В документах отдела укомплектования и мобилизации штаба Северо-Кавказского фронта можно обнаружить многочисленные списки лиц, отчисленных из частей, относящиеся к ноябрю 1941 г. Среди них представители карачаевского, черкесского, кумыкского, ногайского, абазинского, калмыцкого, татарского народов, а также народов Средней Азии: туркмен, таджиков, узбеков491. Если напротив фамилий лиц, уволенных по политико-моральным соображениям, указывалась причина увольнения (судимость за государственные преступления, компрометирующее родство и т. п.), то увольнения «националов» не мотивировались. Командиры на местах и не нуждались в таких объяснениях.

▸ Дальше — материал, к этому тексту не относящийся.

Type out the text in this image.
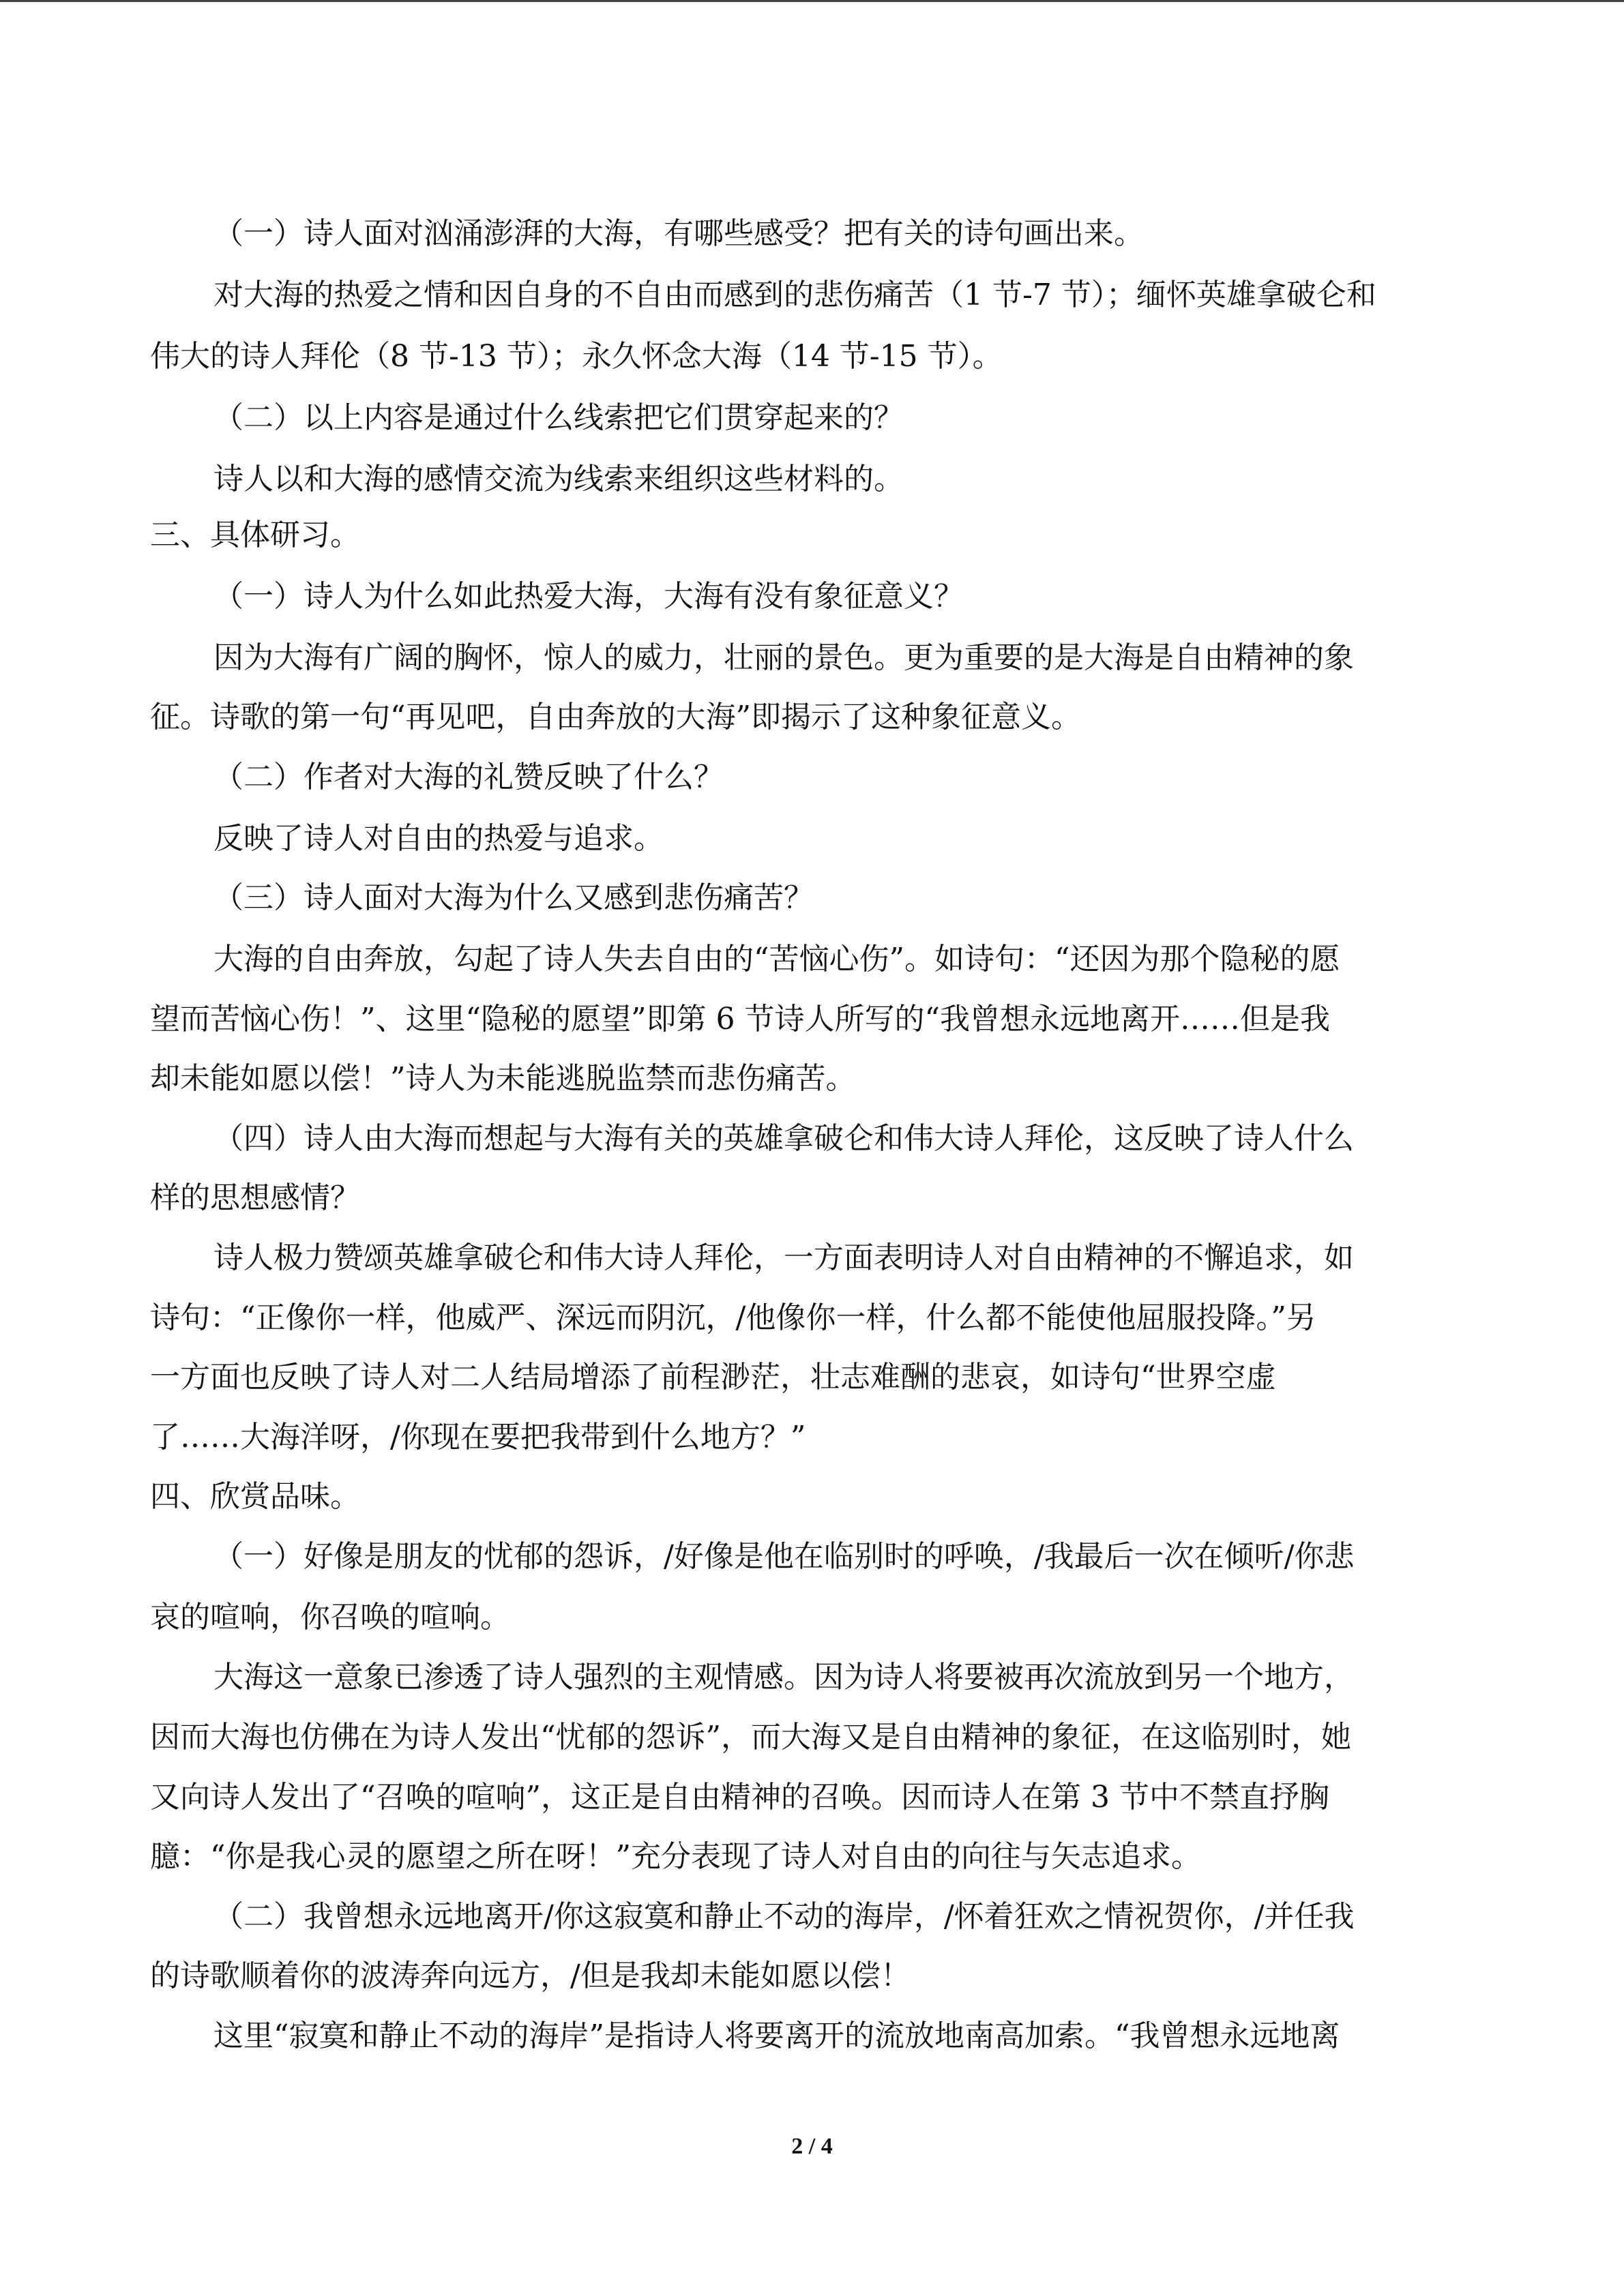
（一）诗人面对汹涌澎湃的大海，有哪些感受？把有关的诗句画出来。
对大海的热爱之情和因自身的不自由而感到的悲伤痛苦（1 节-7 节）；缅怀英雄拿破仑和
伟大的诗人拜伦（8 节-13 节）；永久怀念大海（14 节-15 节）。
（二）以上内容是通过什么线索把它们贯穿起来的？
诗人以和大海的感情交流为线索来组织这些材料的。
三、具体研习。
（一）诗人为什么如此热爱大海，大海有没有象征意义？
因为大海有广阔的胸怀，惊人的威力，壮丽的景色。更为重要的是大海是自由精神的象
征。诗歌的第一句“再见吧，自由奔放的大海”即揭示了这种象征意义。
（二）作者对大海的礼赞反映了什么？
反映了诗人对自由的热爱与追求。
（三）诗人面对大海为什么又感到悲伤痛苦？
大海的自由奔放，勾起了诗人失去自由的“苦恼心伤”。如诗句：“还因为那个隐秘的愿
望而苦恼心伤！”、这里“隐秘的愿望”即第 6 节诗人所写的“我曾想永远地离开……但是我
却未能如愿以偿！”诗人为未能逃脱监禁而悲伤痛苦。
（四）诗人由大海而想起与大海有关的英雄拿破仑和伟大诗人拜伦，这反映了诗人什么
样的思想感情？
诗人极力赞颂英雄拿破仑和伟大诗人拜伦，一方面表明诗人对自由精神的不懈追求，如
诗句：“正像你一样，他威严、深远而阴沉，/他像你一样，什么都不能使他屈服投降。”另
一方面也反映了诗人对二人结局增添了前程渺茫，壮志难酬的悲哀，如诗句“世界空虚
了……大海洋呀，/你现在要把我带到什么地方？”
四、欣赏品味。
（一）好像是朋友的忧郁的怨诉，/好像是他在临别时的呼唤，/我最后一次在倾听/你悲
哀的喧响，你召唤的喧响。
大海这一意象已渗透了诗人强烈的主观情感。因为诗人将要被再次流放到另一个地方，
因而大海也仿佛在为诗人发出“忧郁的怨诉”，而大海又是自由精神的象征，在这临别时，她
又向诗人发出了“召唤的喧响”，这正是自由精神的召唤。因而诗人在第 3 节中不禁直抒胸
臆：“你是我心灵的愿望之所在呀！”充分表现了诗人对自由的向往与矢志追求。
（二）我曾想永远地离开/你这寂寞和静止不动的海岸，/怀着狂欢之情祝贺你，/并任我
的诗歌顺着你的波涛奔向远方，/但是我却未能如愿以偿！
这里“寂寞和静止不动的海岸”是指诗人将要离开的流放地南高加索。“我曾想永远地离
2 / 4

Пользуясь расхожими негативными штампами, они легко и быстро навешивали ярлыки на уволенных, скатываясь, по сути, к шовинистическим высказываниям: «Отсеянные националы… являлись в основном всегда больными, малодушными, неустойчивыми, постоянно ссылались на плохое состояние здоровья…»492
Директивой начальника ГУФУ № V/X/1875 от 19 сентября 1941 г. был объявлен осенний 1941 г. призыв лиц 1923 г. рождения. В связи с недостатком лиц призываемых национальностей многие военкоматы северокавказских автономных республик не выполнили наряд Упраформа СКВО493. Призывники горских национальностей проходили процедуру призыва, но в запасные части не принимались. Таковых по Дагестану, например, было 6150 чел. (84,2 % всех призывников республики)494. Исключение составили призывники осетинской национальности. По итогам осеннего призыва в запасные части и в гвардию было направлено 557 чел. В то же время 315 осетин было отправлено в рабочие подразделения. Сюда отсеивались лица, непригодные к строевой службе по физическим признакам либо по политико-моральным соображениям. Соотношение направленных в строевые части и откомандированных в рабочие подразделения у осетин лишь незначительно уступало соответствующим показателям для русских юношей, призванных по тому же Северо-Осетинскому республиканскому военкомату (64 % к 36 % у осетин и 69 % к 31 % у русских)495.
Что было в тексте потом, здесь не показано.